OpenSearch/docs/reference/modules/discovery/fault-detection.asciidoc

53 lines
2.3 KiB
Plaintext
Raw Normal View History

[[fault-detection-settings]]
=== Cluster fault detection settings
An elected master periodically checks each of the nodes in the cluster in order
to ensure that they are still connected and healthy, and in turn each node in
the cluster periodically checks the health of the elected master. These checks
are known respectively as _follower checks_ and _leader checks_.
Elasticsearch allows for these checks occasionally to fail or timeout without
taking any action, and will only consider a node to be truly faulty after a
number of consecutive checks have failed. The following settings control the
behaviour of fault detection.
`cluster.fault_detection.follower_check.interval`::
Sets how long the elected master waits between follower checks to each
other node in the cluster. Defaults to `1s`.

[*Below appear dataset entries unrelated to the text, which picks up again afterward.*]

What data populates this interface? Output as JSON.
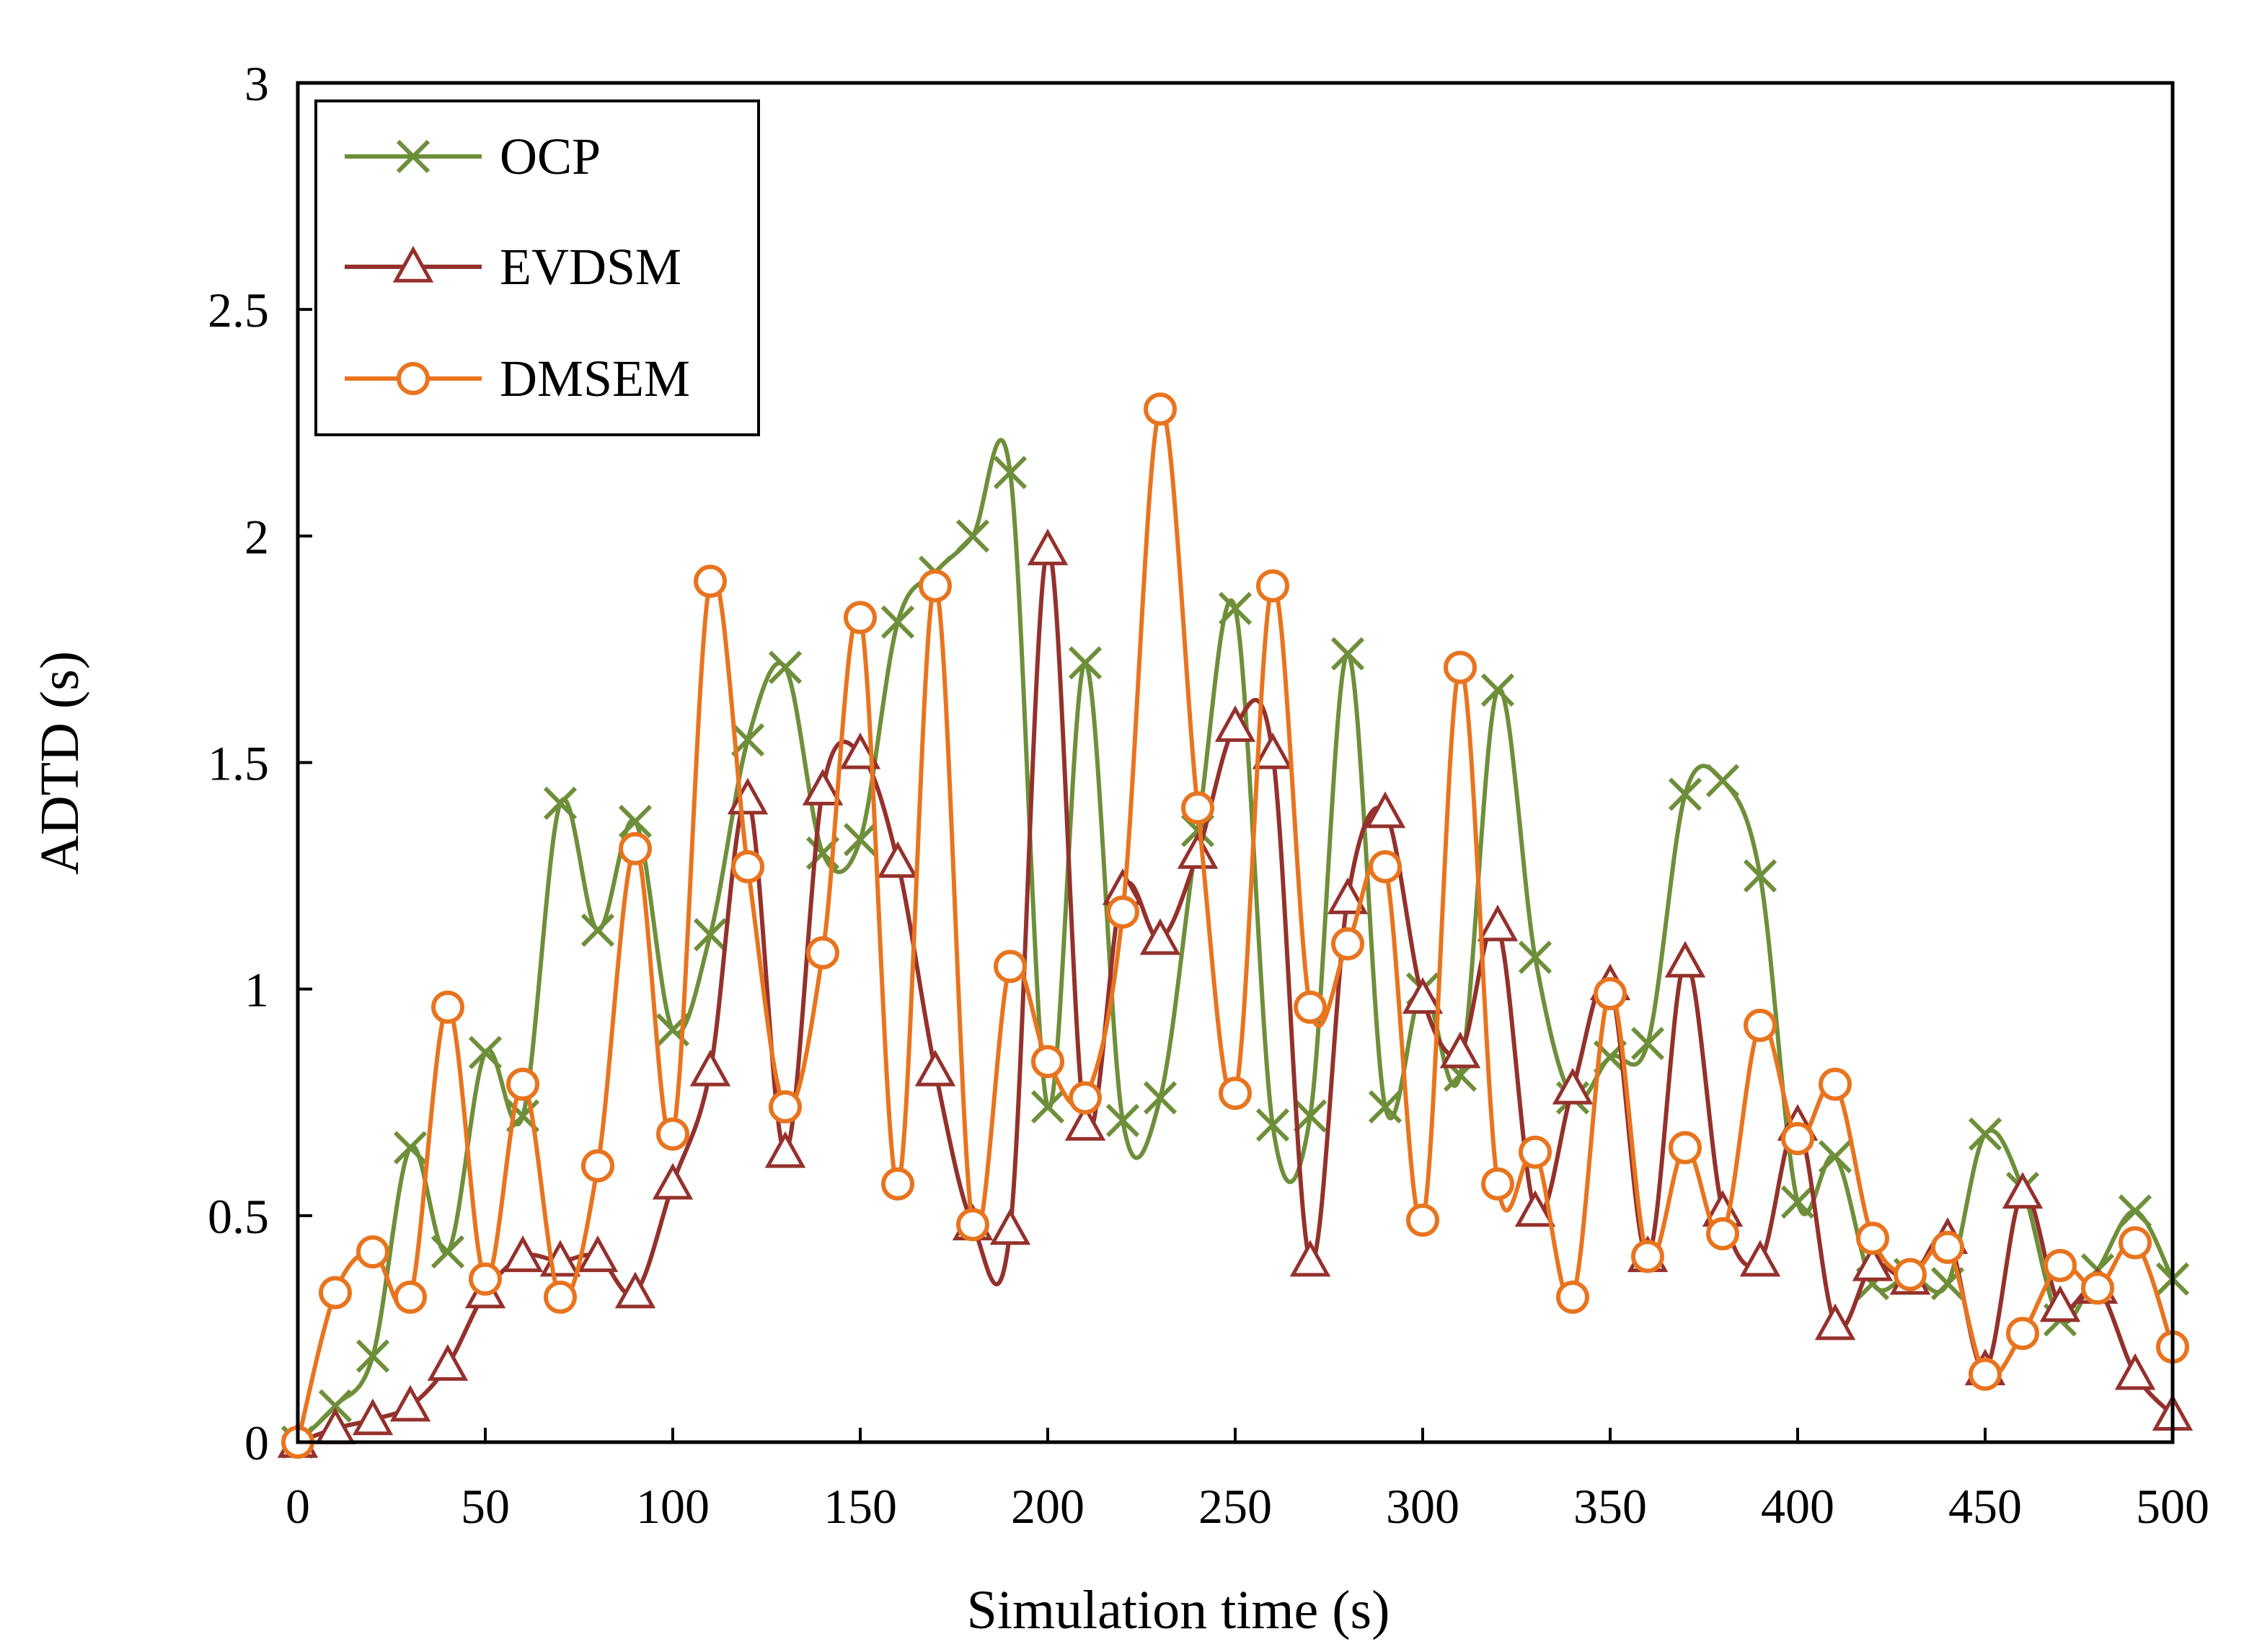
{
  "chart_data": {
    "type": "line",
    "title": "",
    "xlabel": "Simulation time (s)",
    "ylabel": "ADTD (s)",
    "xlim": [
      0,
      500
    ],
    "ylim": [
      0,
      3
    ],
    "xticks": [
      0,
      50,
      100,
      150,
      200,
      250,
      300,
      350,
      400,
      450,
      500
    ],
    "xtick_labels": [
      "0",
      "50",
      "100",
      "150",
      "200",
      "250",
      "300",
      "350",
      "400",
      "450",
      "500"
    ],
    "yticks": [
      0,
      0.5,
      1,
      1.5,
      2,
      2.5,
      3
    ],
    "ytick_labels": [
      "0",
      "0.5",
      "1",
      "1.5",
      "2",
      "2.5",
      "3"
    ],
    "grid": false,
    "legend_position": "top-left",
    "x": [
      0,
      10,
      20,
      30,
      40,
      50,
      60,
      70,
      80,
      90,
      100,
      110,
      120,
      130,
      140,
      150,
      160,
      170,
      180,
      190,
      200,
      210,
      220,
      230,
      240,
      250,
      260,
      270,
      280,
      290,
      300,
      310,
      320,
      330,
      340,
      350,
      360,
      370,
      380,
      390,
      400,
      410,
      420,
      430,
      440,
      450,
      460,
      470,
      480,
      490,
      500
    ],
    "series": [
      {
        "name": "OCP",
        "marker": "x",
        "color": "#6e8f3a",
        "values": [
          0,
          0.08,
          0.19,
          0.65,
          0.42,
          0.86,
          0.72,
          1.41,
          1.13,
          1.37,
          0.91,
          1.12,
          1.55,
          1.71,
          1.3,
          1.33,
          1.81,
          1.92,
          2,
          2.14,
          0.74,
          1.72,
          0.71,
          0.76,
          1.35,
          1.84,
          0.7,
          0.72,
          1.74,
          0.74,
          1,
          0.81,
          1.66,
          1.07,
          0.76,
          0.85,
          0.88,
          1.43,
          1.46,
          1.25,
          0.53,
          0.63,
          0.35,
          0.37,
          0.35,
          0.68,
          0.56,
          0.27,
          0.38,
          0.51,
          0.36
        ]
      },
      {
        "name": "EVDSM",
        "marker": "triangle",
        "color": "#94312c",
        "values": [
          0,
          0.03,
          0.05,
          0.08,
          0.17,
          0.33,
          0.41,
          0.4,
          0.41,
          0.33,
          0.57,
          0.82,
          1.42,
          0.64,
          1.44,
          1.52,
          1.28,
          0.82,
          0.48,
          0.47,
          1.97,
          0.7,
          1.22,
          1.11,
          1.3,
          1.58,
          1.52,
          0.4,
          1.2,
          1.39,
          0.98,
          0.86,
          1.14,
          0.51,
          0.78,
          1.01,
          0.41,
          1.06,
          0.51,
          0.4,
          0.7,
          0.26,
          0.39,
          0.36,
          0.45,
          0.16,
          0.55,
          0.3,
          0.34,
          0.15,
          0.06
        ]
      },
      {
        "name": "DMSEM",
        "marker": "circle",
        "color": "#e8741e",
        "values": [
          0,
          0.33,
          0.42,
          0.32,
          0.96,
          0.36,
          0.79,
          0.32,
          0.61,
          1.31,
          0.68,
          1.9,
          1.27,
          0.74,
          1.08,
          1.82,
          0.57,
          1.89,
          0.48,
          1.05,
          0.84,
          0.76,
          1.17,
          2.28,
          1.4,
          0.77,
          1.89,
          0.96,
          1.1,
          1.27,
          0.49,
          1.71,
          0.57,
          0.64,
          0.32,
          0.99,
          0.41,
          0.65,
          0.46,
          0.92,
          0.67,
          0.79,
          0.45,
          0.37,
          0.43,
          0.15,
          0.24,
          0.39,
          0.34,
          0.44,
          0.21
        ]
      }
    ]
  }
}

`cluster.fault_detection.follower_check.timeout`::
Sets how long the elected master waits for a response to a follower check
before considering it to have failed. Defaults to `30s`.
`cluster.fault_detection.follower_check.retry_count`::
Sets how many consecutive follower check failures must occur to each node
before the elected master considers that node to be faulty and removes it
from the cluster. Defaults to `3`.
`cluster.fault_detection.leader_check.interval`::
Sets how long each node waits between checks of the elected master.
Defaults to `1s`.
`cluster.fault_detection.leader_check.timeout`::
Sets how long each node waits for a response to a leader check from the
elected master before considering it to have failed. Defaults to `30s`.
`cluster.fault_detection.leader_check.retry_count`::
Sets how many consecutive leader check failures must occur before a node
considers the elected master to be faulty and attempts to find or elect a
new master. Defaults to `3`.
If the elected master detects that a node has disconnected then this is treated
as an immediate failure, bypassing the timeouts and retries listed above, and
the master attempts to remove the node from the cluster. Similarly, if a node
detects that the elected master has disconnected then this is treated as an
immediate failure, bypassing the timeouts and retries listed above, and the
follower restarts its discovery phase to try and find or elect a new master.